$$f_{n+2} + f_{n-2} = 3f_n \text{ for n} \ge 1 $$
I am trying to understand the combinatorial proof that I see in the book I am reading for the above identity. Here $f_n$ represents the number of ways to tile a rectangular board of size $1 \times n$ with tiles of size $1 \times 1$ and $1 \times 2$. In the book, the author establishes a 1-to-3 correspondence between the set of $1 \times n$ tilings and the set of $1 \times (n-2)$ tiling and $1 \times (n+2)$ tilings, referred to hereafter as Set 1 and Set 2 respectively, such that for every object in Set 1, we can create three unique objects in Set 2.
Set 1: Tilings of an $1 \times n$ board
Set 2: Tilings of an $1 \times (n+2)$ board or an $1 \times (n-2)$ board.
The author then explains the 1-to-3 correspondence as below:
The first tiling is an $1 \times (n+2)$ tiling created by appending a tile of size $1 \times 2$ to the $1 \times n$ tiling
The second tiling is an $1 \times (n+2)$ tiling created by appending two tiles of size $1 \times 1$ to the $1 \times n$ tiling
For the third tiling, the author comes-up with something that I can't quite wrap my head around. They say that if the $1 \times n$ tiling ends with a
i) $1 \times 2$ tile, then remove the $1 \times 2$ tiling to create a $1 \times (n-2)$ tiling.
ii) $1 \times 1$ tile, then insert a $1 \times 2$ tile before the last $1 \times 1$ tile to create a $1 \times (n+2)$ tiling.
Then, to prove the 1-to-3 correspondence, they prove that every tiling of size $1 \times (n+2)$ or size $1 \times (n-2)$ is created exactly once from some $1 \times n$ tiling. They reason it out as below:
For a given $1 \times (n+2)$ tiling, we can obtain the $1 \times n$ tiling that creates it by examining its ending and removing
i) the last $1 \times 2$ tile (if it ends with a $1 \times 2$ tile)
ii) the last two $1 \times 1$ tiles (if it ends with two $1 \times 1$ tiles)
iii) the last $1 \times 2$ tile (if it ends with a $1 \times 1$ tile preceded by a $1 \times 2$ tile)
And for a given $1 \times (n-2)$ tiling, we can simply append a tile of size $1 \times 2$ for the $1 \times n$ tiling that creates it.
And they conclude that since Set 2 is three times the size of Set 1, that the identity follows.
Although I understand all of that, I don't quite get how a tiling of size $1 \times n$ can be formed in exactly one way from a tiling of size $1 \times (n-2)$, since I could append either a tile of size $1 \times 2$ or two tilings of size $1 \times 1$ to the $1 \times (n-2)$ tiling to create an $1 \times n$ tiling.
Furthermore, I could also just as well, insert a tile of size $1 \times 1$ to a $1 \times n$ tiling, to form a $1 \times (n+1)$ tiling, if the board of $1 \times n$ ended with a tile of $1 \times 2$. Which would mean $f_{n+2} + f_{n+1} = 3f_n$. But I know this is false.
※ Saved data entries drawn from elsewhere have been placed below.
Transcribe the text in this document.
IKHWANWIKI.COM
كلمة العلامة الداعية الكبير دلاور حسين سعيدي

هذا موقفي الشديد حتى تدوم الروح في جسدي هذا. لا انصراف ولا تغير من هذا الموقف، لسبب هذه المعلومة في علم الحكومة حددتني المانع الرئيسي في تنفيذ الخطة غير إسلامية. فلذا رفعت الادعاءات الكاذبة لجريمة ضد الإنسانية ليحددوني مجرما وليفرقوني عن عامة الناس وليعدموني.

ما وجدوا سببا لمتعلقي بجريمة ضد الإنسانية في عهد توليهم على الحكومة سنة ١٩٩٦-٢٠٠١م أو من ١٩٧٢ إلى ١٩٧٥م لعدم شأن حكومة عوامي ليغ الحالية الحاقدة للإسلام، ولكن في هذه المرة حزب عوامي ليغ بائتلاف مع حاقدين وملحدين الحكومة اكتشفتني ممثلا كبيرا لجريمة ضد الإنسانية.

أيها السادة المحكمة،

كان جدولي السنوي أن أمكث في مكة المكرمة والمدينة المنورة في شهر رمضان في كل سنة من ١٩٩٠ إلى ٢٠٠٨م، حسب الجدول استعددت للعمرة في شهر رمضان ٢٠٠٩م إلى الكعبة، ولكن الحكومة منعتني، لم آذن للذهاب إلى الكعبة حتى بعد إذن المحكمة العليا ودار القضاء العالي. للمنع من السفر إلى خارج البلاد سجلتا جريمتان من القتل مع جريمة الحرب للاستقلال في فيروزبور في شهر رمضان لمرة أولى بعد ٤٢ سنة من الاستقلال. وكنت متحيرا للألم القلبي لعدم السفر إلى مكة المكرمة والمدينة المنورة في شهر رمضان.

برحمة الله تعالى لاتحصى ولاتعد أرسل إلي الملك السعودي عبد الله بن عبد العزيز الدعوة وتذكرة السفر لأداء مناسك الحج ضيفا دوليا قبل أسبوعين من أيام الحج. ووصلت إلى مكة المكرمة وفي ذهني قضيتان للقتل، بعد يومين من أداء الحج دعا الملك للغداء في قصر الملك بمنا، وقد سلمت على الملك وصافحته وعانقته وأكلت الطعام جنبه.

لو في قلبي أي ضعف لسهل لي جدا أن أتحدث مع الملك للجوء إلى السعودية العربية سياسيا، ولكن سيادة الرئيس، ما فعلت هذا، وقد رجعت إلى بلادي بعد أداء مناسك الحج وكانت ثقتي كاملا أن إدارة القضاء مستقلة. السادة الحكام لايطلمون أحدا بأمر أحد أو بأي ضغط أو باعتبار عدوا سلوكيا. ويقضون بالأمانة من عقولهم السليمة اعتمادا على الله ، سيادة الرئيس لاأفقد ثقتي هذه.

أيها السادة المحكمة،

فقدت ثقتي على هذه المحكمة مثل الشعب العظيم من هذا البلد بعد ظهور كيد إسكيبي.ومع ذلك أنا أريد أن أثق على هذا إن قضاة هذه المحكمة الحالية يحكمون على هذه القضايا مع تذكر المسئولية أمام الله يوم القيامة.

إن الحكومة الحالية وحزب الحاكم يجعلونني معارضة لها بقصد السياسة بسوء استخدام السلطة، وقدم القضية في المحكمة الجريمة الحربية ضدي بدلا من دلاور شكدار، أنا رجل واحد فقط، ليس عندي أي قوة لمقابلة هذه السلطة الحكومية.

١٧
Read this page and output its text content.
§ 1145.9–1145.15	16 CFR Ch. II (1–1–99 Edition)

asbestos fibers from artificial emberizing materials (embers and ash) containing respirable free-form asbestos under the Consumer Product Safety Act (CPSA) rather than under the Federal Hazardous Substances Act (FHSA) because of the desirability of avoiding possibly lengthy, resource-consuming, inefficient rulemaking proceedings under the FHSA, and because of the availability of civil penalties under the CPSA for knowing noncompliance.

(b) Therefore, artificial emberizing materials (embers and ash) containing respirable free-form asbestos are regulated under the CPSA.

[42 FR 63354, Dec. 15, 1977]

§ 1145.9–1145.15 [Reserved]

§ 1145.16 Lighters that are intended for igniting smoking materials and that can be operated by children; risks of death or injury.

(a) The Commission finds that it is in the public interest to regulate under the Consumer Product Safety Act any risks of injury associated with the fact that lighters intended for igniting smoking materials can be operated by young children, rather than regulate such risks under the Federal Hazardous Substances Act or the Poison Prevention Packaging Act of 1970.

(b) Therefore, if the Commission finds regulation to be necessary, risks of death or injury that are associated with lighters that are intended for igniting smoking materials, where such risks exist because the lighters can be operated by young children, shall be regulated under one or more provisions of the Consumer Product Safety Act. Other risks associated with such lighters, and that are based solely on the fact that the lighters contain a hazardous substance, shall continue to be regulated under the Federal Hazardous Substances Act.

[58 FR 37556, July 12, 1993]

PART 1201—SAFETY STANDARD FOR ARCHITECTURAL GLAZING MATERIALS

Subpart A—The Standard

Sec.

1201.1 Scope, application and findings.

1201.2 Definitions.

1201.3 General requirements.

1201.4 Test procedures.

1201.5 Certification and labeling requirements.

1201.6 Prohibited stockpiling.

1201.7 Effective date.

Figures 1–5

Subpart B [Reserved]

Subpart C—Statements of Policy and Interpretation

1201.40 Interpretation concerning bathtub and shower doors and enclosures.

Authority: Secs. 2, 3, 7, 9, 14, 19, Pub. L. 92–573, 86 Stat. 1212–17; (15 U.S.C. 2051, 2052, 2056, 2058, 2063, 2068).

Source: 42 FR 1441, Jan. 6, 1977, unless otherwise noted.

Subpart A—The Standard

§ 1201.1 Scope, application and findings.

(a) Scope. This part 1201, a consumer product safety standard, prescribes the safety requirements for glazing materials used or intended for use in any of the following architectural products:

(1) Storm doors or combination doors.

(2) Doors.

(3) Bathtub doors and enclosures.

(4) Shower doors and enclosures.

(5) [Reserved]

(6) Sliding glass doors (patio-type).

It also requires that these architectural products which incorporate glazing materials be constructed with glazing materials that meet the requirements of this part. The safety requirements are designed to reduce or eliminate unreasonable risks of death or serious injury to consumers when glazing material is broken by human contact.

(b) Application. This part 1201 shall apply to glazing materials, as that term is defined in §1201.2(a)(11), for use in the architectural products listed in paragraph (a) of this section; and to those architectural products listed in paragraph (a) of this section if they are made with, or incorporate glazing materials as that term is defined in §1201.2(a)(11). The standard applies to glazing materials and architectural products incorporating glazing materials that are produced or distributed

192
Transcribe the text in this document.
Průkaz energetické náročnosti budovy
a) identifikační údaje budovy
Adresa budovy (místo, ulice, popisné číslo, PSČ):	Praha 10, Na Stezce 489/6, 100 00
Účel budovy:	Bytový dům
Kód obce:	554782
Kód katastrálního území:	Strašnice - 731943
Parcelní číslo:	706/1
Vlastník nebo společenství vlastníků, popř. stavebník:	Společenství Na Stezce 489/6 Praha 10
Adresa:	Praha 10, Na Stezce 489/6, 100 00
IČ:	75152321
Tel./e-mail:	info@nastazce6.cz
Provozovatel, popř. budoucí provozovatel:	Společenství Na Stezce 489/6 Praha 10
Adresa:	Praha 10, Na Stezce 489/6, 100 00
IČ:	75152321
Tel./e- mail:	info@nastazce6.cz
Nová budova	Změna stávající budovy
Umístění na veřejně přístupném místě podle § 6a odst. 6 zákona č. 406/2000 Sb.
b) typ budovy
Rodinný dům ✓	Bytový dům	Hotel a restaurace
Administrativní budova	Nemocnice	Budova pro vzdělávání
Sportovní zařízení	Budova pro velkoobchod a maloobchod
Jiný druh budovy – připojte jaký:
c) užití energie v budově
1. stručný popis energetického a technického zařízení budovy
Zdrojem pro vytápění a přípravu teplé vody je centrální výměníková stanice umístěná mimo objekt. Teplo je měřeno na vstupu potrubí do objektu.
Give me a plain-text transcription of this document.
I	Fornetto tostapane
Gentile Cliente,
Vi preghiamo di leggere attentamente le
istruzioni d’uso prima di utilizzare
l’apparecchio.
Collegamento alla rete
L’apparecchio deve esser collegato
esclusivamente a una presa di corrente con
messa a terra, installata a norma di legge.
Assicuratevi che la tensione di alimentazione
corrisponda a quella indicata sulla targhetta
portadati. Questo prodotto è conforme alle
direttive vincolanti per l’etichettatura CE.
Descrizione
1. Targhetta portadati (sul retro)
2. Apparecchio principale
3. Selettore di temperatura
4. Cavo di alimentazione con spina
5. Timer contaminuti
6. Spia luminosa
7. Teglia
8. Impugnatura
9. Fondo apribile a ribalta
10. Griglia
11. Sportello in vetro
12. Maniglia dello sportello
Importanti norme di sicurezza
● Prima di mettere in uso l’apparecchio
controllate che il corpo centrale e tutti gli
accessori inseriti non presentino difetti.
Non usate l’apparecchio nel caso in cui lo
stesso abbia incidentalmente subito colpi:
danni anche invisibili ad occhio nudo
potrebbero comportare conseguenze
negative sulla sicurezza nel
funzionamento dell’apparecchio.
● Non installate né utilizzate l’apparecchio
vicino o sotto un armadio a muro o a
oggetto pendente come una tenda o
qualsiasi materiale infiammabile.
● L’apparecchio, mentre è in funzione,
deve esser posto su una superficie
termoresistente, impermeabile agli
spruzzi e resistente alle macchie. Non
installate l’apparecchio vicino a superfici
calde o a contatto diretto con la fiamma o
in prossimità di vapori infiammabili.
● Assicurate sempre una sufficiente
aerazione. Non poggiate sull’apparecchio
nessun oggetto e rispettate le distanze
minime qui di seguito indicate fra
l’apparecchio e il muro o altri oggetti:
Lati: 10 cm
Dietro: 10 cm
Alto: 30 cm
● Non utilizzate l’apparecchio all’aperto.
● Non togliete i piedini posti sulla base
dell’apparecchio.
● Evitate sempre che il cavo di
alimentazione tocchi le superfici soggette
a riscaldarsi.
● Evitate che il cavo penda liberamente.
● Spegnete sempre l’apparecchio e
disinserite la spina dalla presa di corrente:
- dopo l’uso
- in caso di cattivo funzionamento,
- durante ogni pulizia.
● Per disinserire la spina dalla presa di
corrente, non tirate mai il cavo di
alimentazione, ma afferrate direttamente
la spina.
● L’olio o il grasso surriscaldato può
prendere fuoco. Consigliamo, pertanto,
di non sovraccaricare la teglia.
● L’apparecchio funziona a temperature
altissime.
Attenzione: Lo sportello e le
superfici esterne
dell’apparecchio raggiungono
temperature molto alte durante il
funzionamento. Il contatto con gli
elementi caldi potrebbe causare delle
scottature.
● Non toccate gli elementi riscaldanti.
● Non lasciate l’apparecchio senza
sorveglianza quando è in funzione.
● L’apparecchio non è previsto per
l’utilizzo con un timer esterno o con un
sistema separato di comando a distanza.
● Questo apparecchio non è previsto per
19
I just don't know why my reasoning is incorrect.
I am sorry this one's lengthy. I would appreciate any explanations for the above two concerns.
The claim is not that a $1\times n$ tiling can be formed in only one way from a $1\times(n-2)$ tiling. At that point you’ve been given a very specific procedure that produces three $1\times(n+2)$ or $1\times(n-2)$ tilings from each $1\times n$ tiling, and the claim is that there is exactly one $1\times n$ tiling that could have produced any given $1\times(n-2)$ tiling by that procedure. The procedure produces a $1\times(n-2)$ tiling only by removing a $1\times 2$ tile from the end of a $1\times n$ tiling, never by removing two $1\times 1$ tiles, so the only $1\times n$ tiling from which a given $1\times(n-2)$ tiling could have resulted is the one that you get when you append a $1\times 2$ tile.
The whole second part of the argument is showing that each $1\times(n-2)$ or $1\times(n+2)$ tiling is the result of applying the procedure in the first part of the argument to a unique $1\times n$ tiling. That is, if you’re given a $1\times(n-2)$ or $1\times(n+2)$ tiling, you can always work backwards to discover the one and only $1\times n$ tiling that gives rise to it when you apply the procedure described in the first part of the argument. That is what shows that the procedure really does define a $1$-to-$3$ correspondence between Set $1$ and Set $2$: given a $1\times n$ tiling, there is a rule that specifies exactly $3$ corresponding members of Set $2$, and given any member of Set $2$, there is a rule that tells you the unique member of Set $1$ to which it corresponds.